The digger-wall exploded outward, pasting the specialist into a clump of mush encased in the wreckage of a flattened exo suit. Rox reacted before the digger even reached the specialist. He poured a barrage of blinding streaks into the creature. I didn't know much about military hardware, but I knew what a blaster was. Tiny metal slugs, moving at almost five percent of the speed of light became plasma before they exited the barrel. They didn't have much reach but at close range they could vaporize anything that wasn't shielded.
The digger seemed to fold in on itself and then burst outward as the center of its huge body turned almost instantly to superheated steam. In a fraction of a second, Rox had defeated the most dangerous thing Europa had ever thrown at us. He had every reason to think he had the situation under control.
Unfortunately, he couldn't see what I saw.
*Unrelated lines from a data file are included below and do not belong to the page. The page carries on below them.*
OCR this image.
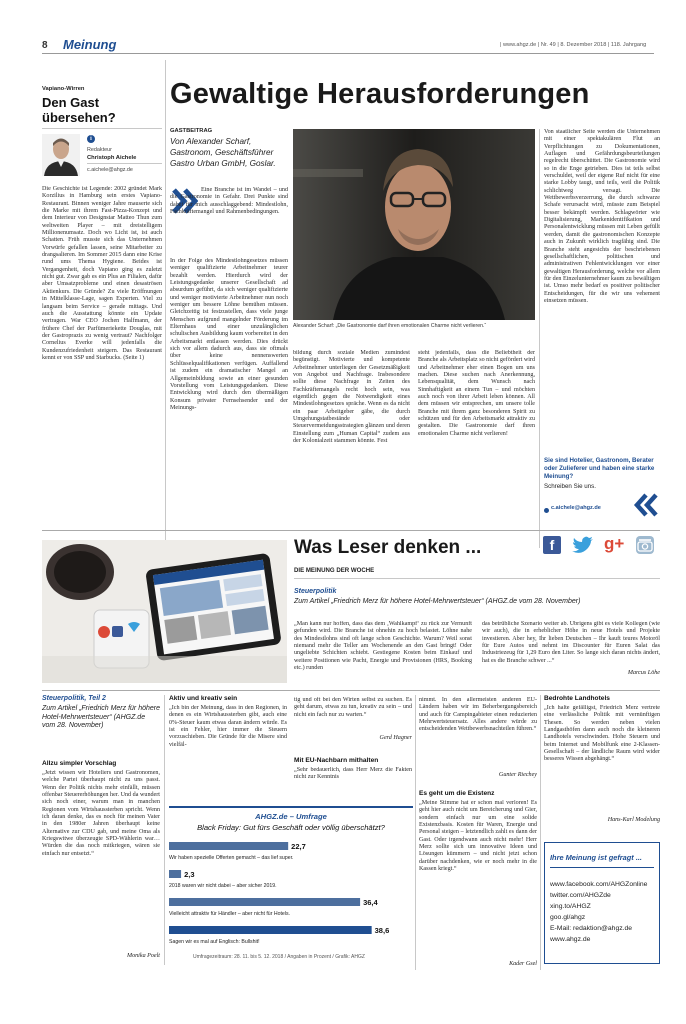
8 Meinung	| www.ahgz.de | Nr. 49 | 8. Dezember 2018 | 118. Jahrgang
Vapiano-Wirren
Den Gast
übersehen?
i
Redakteur
Christoph Aichele
c.aichele@ahgz.de
Die Geschichte ist Legende: 2002 gründet Mark Korzilius in Hamburg sein erstes Vapiano-Restaurant. Binnen weniger Jahre mauserte sich die Marke mit ihrem Fast-Pizza-Konzept und dem Interieur von Designstar Matteo Thun zum weltweiten Player – mit dreistelligem Millionenumsatz. Doch wo Licht ist, ist auch Schatten. Früh musste sich das Unternehmen Vorwürfe gefallen lassen, seine Mitarbeiter zu drangsalieren. Im Sommer 2015 dann eine Krise rund ums Thema Hygiene. Beides ist Vergangenheit, doch Vapiano ging es zuletzt nicht gut. Zwar gab es ein Plus an Filialen, dafür aber Umsatzprobleme und einen desaströsen Aktienkurs. Die Gründe? Zu viele Eröffnungen in Mittelklasse-Lage, sagen Experten. Viel zu langsam beim Service – gerade mittags. Und auch die Ausstattung könnte ein Update vertragen. War CEO Jochen Halfmann, der frühere Chef der Parfümeriekette Douglas, mit der Gastroprazis zu wenig vertraut? Nachfolger Cornelius Everke will jedenfalls die Kundenzufriedenheit steigern. Das Restaurant kennt er von SSP und Starbucks. (Seite 1)
Gewaltige Herausforderungen
GASTBEITRAG
Von Alexander Scharf, Gastronom, Geschäftsführer Gastro Urban GmbH, Goslar.
Eine Branche ist im Wandel – und die Gastronomie in Gefahr. Drei Punkte sind dabei für mich ausschlaggebend: Mindestlohn, Fachkräftemangel und Rahmenbedingungen.
In der Folge des Mindestlohngesetzes müssen weniger qualifizierte Arbeitnehmer teurer bezahlt werden. Hierdurch wird der Leistungsgedanke unserer Gesellschaft ad absurdum geführt, da sich weniger qualifizierte und weniger motivierte Arbeitnehmer nun noch weniger um bessere Löhne bemühen müssen. Gleichzeitig ist festzustellen, dass viele junge Menschen aufgrund mangelnder Förderung im Elternhaus und einer unzulänglichen schulischen Ausbildung kaum vorbereitet in den Arbeitsmarkt entlassen werden. Dies drückt sich vor allem dadurch aus, dass sie oftmals über keine nennenswerten Schlüsselqualifikationen verfügen. Auffallend ist zudem ein dramatischer Mangel an Allgemeinbildung sowie an einer gesunden Vorstellung vom Leistungsgedanken. Diese Entwicklung wird durch den übermäßigen Konsum privater Fernsehsender und der Meinungs-
Alexander Scharf: „Die Gastronomie darf ihren emotionalen Charme nicht verlieren.“
bildung durch soziale Medien zumindest begünstigt. Motivierte und kompetente Arbeitnehmer unterliegen der Gesetzmäßigkeit von Angebot und Nachfrage. Insbesondere sollte diese Nachfrage in Zeiten des Fachkräftemangels recht hoch sein, was eigentlich gegen die Notwendigkeit eines Mindestlohngesetzes spräche. Wenn es da nicht ein paar Arbeitgeber gäbe, die durch Umgehungstatbestände oder Steuervermeidungsstrategien glänzen und deren Einstellung zum „Human Capital“ zudem aus der Kolonialzeit stammen könnte. Fest
steht jedenfalls, dass die Beliebtheit der Branche als Arbeitsplatz so nicht gefördert wird und Arbeitnehmer eher einen Bogen um uns machen. Diese suchen nach Anerkennung, Lebensqualität, dem Wunsch nach Sinnhaftigkeit an einem Tun – und möchten auch noch von ihrer Arbeit leben können. All dem müssen wir entsprechen, um unsere tolle Branche mit ihrem ganz besonderen Spirit zu schützen und für den Arbeitsmarkt attraktiv zu gestalten. Die Gastronomie darf ihren emotionalen Charme nicht verlieren!
Von staatlicher Seite werden die Unternehmen mit einer spektakulären Flut an Verpflichtungen zu Dokumentationen, Auflagen und Gefährdungsbeurteilungen regelrecht überschüttet. Die Gastronomie wird so in die Enge getrieben. Dies ist teils selbst verschuldet, weil der eigene Ruf nicht für eine starke Lobby taugt, und teils, weil die Politik schlichtweg versagt. Die Wettbewerbsverzerrung, die durch schwarze Schafe verursacht wird, müsste zum Beispiel besser bekämpft werden. Schlagwörter wie Digitalisierung, Markenidentifikation und Personalentwicklung müssen mit Leben gefüllt werden, damit die gastronomischen Konzepte auch in Zukunft wirklich tragfähig sind. Die Branche steht angesichts der beschriebenen gesellschaftlichen, politischen und administrativen Fehlentwicklungen vor einer gewaltigen Herausforderung, welche vor allem für den Einzelunternehmer kaum zu bewältigen ist. Umso mehr bedarf es positiver politischer Entscheidungen, für die wir uns vehement einsetzen müssen.
Sie sind Hotelier, Gastronom, Berater oder Zulieferer und haben eine starke Meinung?
Schreiben Sie uns.
c.aichele@ahgz.de
Was Leser denken ...	f	g+
DIE MEINUNG DER WOCHE
Steuerpolitik
Zum Artikel „Friedrich Merz für höhere Hotel-Mehrwertsteuer“ (AHGZ.de vom 28. November)
„Man kann nur hoffen, dass das dem ‚Wahlkampf‘ zu rück zur Vernunft gefunden wird. Die Branche ist ohnehin zu hoch belastet. Löhne nahe des Mindestlohns sind oft lange schon Geschichte. Warum? Weil sonst niemand mehr die Teller am Wochenende an den Gast bringt! Oder ungeliebte Schichten schiebt. Gestiegene Kosten beim Einkauf und weitere Positionen wie Pacht, Energie und Provisionen (HRS, Booking etc.) runden
das betrübliche Szenario weiter ab. Übrigens gibt es viele Kollegen (wie wir auch), die in erheblicher Höhe in neue Hotels und Projekte investieren. Aber hey, Ihr lieben Deutschen – Ihr kauft teures Motoröl für Eure Autos und nehmt im Discounter für Euren Salat das Industriezeug für 1,29 Euro den Liter. So lange sich daran nichts ändert, hat es die Branche schwer ...“
Marcus Löhe
Steuerpolitik, Teil 2
Zum Artikel „Friedrich Merz für höhere Hotel-Mehrwertsteuer“ (AHGZ.de vom 28. November)
Allzu simpler Vorschlag
„Jetzt wissen wir Hoteliers und Gastronomen, welche Partei überhaupt nicht zu uns passt. Wenn der Politik nichts mehr einfällt, müssen offenbar Steuererhöhungen her. Und da wundert sich noch einer, warum man in manchen Regionen vom Wirtshaussterben spricht. Wenn ich daran denke, das es noch für meinen Vater in den 1980er Jahren überhaupt keine Alternative zur CDU gab, und meine Oma als Kriegswitwe überzeugte SPD-Wählerin war… Würden die das noch mitkriegen, wären sie einfach nur entsetzt.“
Monika Poelt
Aktiv und kreativ sein
„Ich bin der Meinung, dass in den Regionen, in denen es ein Wirtshaussterben gibt, auch eine 0%-Steuer kaum etwas daran ändern würde. Es ist ein Fehler, hier immer die Steuern vorzuschieben. Die Gründe für die Misere sind vielfäl-
tig und oft bei den Wirten selbst zu suchen. Es geht darum, etwas zu tun, kreativ zu sein – und nicht ein fach nur zu warten.“
Gerd Hagner
Mit EU-Nachbarn mithalten
„Sehr bedauerlich, dass Herr Merz die Fakten nicht zur Kenntnis
AHGZ.de – Umfrage
Black Friday: Gut fürs Geschäft oder völlig überschätzt?
22,7
Wir haben spezielle Offerten gemacht – das lief super.
2,3
2018 waren wir nicht dabei – aber sicher 2019.
36,4
Vielleicht attraktiv für Händler – aber nicht für Hotels.
38,6
Sagen wir es mal auf Englisch: Bullshit!
Umfragezeitraum: 28. 11. bis 5. 12. 2018 / Angaben in Prozent / Grafik: AHGZ
nimmt. In den allermeisten anderen EU-Ländern haben wir im Beherbergungsbereich und auch für Campingabieter einen reduzierten Mehrwertsteuersatz. Alles andere würde zu entscheidenden Wettbewerbsnachteilen führen.“
Gunter Riechey
Es geht um die Existenz
„Meine Stimme hat er schon mal verloren! Es geht hier auch nicht um Bereicherung und Gier, sondern einfach nur um eine solide Existenzbasis. Kosten für Waren, Energie und Personal steigen – letztendlich zahlt es dann der Gast. Oder irgendwann auch nicht mehr! Herr Merz sollte sich um innovative Ideen und Lösungen kümmern – und nicht jetzt schon darüber nachdenken, wie er noch mehr in die Kassen kriegt.“
Kader Gsel
Bedrohte Landhotels
„Ich halte gefälligst, Friedrich Merz vertrete eine verlässliche Politik mit vernünftigen Thesen. So werden neben vielen Landgasthöfen dann auch noch die kleineren Landhotels verschwinden. Hohe Steuern und beim Internet und Mobilfunk eine 2-Klassen-Gesellschaft – der ländliche Raum wird wider besseres Wissen abgehängt.“
Hans-Karl Modelung
Ihre Meinung ist gefragt ...
www.facebook.com/AHGZonline
twitter.com/AHGZde
xing.to/AHGZ
goo.gl/ahgz
E-Mail: redaktion@ahgz.de
www.ahgz.de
The whole cavern, every surface, came to life. Diggers, thousands of them reared from the ice and surged toward Rox. He felt it coming through his feet, a trembling of the frozen floor, but he didn't understand the threat until it was far too late.
A tide of armored bodies flooded into him, grasping and tearing, their metal-silicate talons gouging their way through even the fused ballistic mesh exterior of Rox's combat suit. He didn't cry out. He fought without speaking, with an economy of movement that was almost like dancing. His blaster fired in short controlled bursts at the largest of his assailants, shredding legions of them into mist.